Christmas and the Incarnation

As we celebrate Christmas, let’s tune into this classic Chuck Colson BreakPoint commentary on the manger, and how we often forget the staggering implications of Christmas.

Chuck Colson
What image does the mention of Christmas typically conjure up? For most of us, it’s a babe lying in a manger while Mary and Joseph, angels, and assorted animals look on.

Heartwarming picture, but Christmas is about far more than a Child’s birth—even the Savior’s birth. It’s about the Incarnation: God Himself, Creator of heaven and earth, invading planet Earth, becoming flesh and dwelling among us.

It’s a staggering thought. Think of it: The Word—that is, Logos in the Greek, which meant all  knowledge that could be known, the plan of creation—that is, ultimate reality, becomes mere man? And that He was not born of an earthly king and queen, but of a virgin of a backwater village named Nazareth?
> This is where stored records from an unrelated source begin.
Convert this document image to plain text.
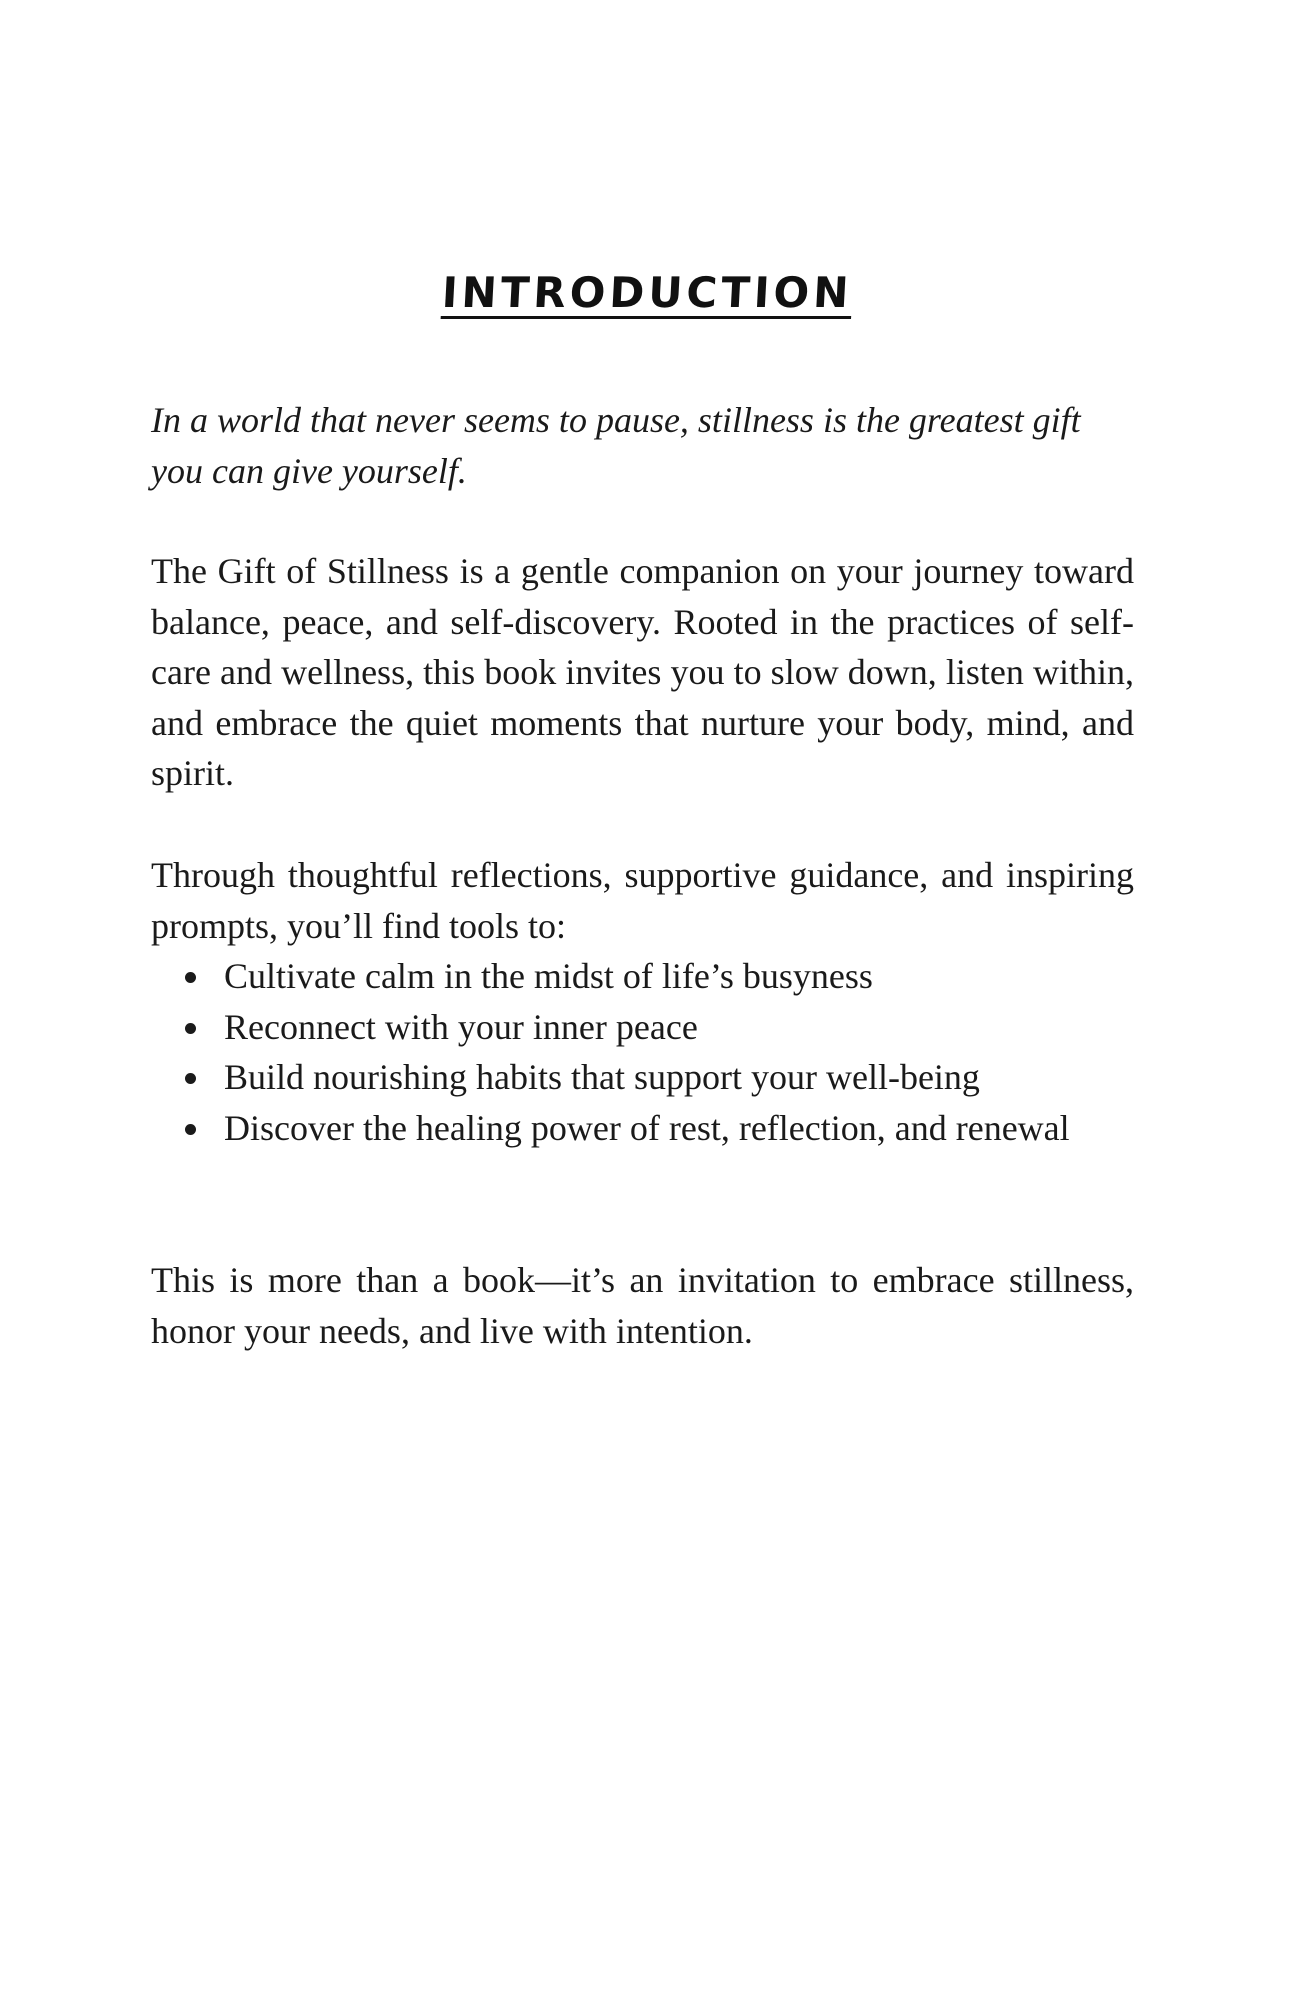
INTRODUCTION

In a world that never seems to pause, stillness is the greatest gift you can give yourself.

The Gift of Stillness is a gentle companion on your journey toward balance, peace, and self-discovery. Rooted in the practices of self-care and wellness, this book invites you to slow down, listen within, and embrace the quiet moments that nurture your body, mind, and spirit.

Through thoughtful reflections, supportive guidance, and inspiring prompts, you’ll find tools to:

Cultivate calm in the midst of life’s busyness
Reconnect with your inner peace
Build nourishing habits that support your well-being
Discover the healing power of rest, reflection, and renewal

This is more than a book—it’s an invitation to embrace stillness, honor your needs, and live with intention.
Certainly God delights in confounding worldly wisdom and human expectations.

Thirty years after His humble birth, Jesus increased the Jews’ befuddlement when He read from the prophet Isaiah in the synagogue at Nazareth: “The Spirit of the Lord is upon me, because He anointed me to preach the gospel to the poor…to proclaim release to the captives…to set free those who are downtrodden…” Jesus then turned the scroll back and announced, “Today, this scripture has been fulfilled in your hearing.”

In effect, the carpenter’s son had just announced He was the King.

So yes, the birth of Jesus is a glorious moment, and the manger scene brings comfort and joy and Christmas cheer. But it should also inspire a holy terror in us—that this baby is God incarnate, the King who came to set captives free, through His violent, bloody death on the cross as atonement for us, His unworthy subjects.

It’s through the Incarnation God sets His grand plan in motion. He invades planet Earth, establishing His reign through Christ’s earthly ministry. And then Christ leaves behind an occupying force, His Church, which is to carry on the work of redemption until His return and the kingdom’s final triumph.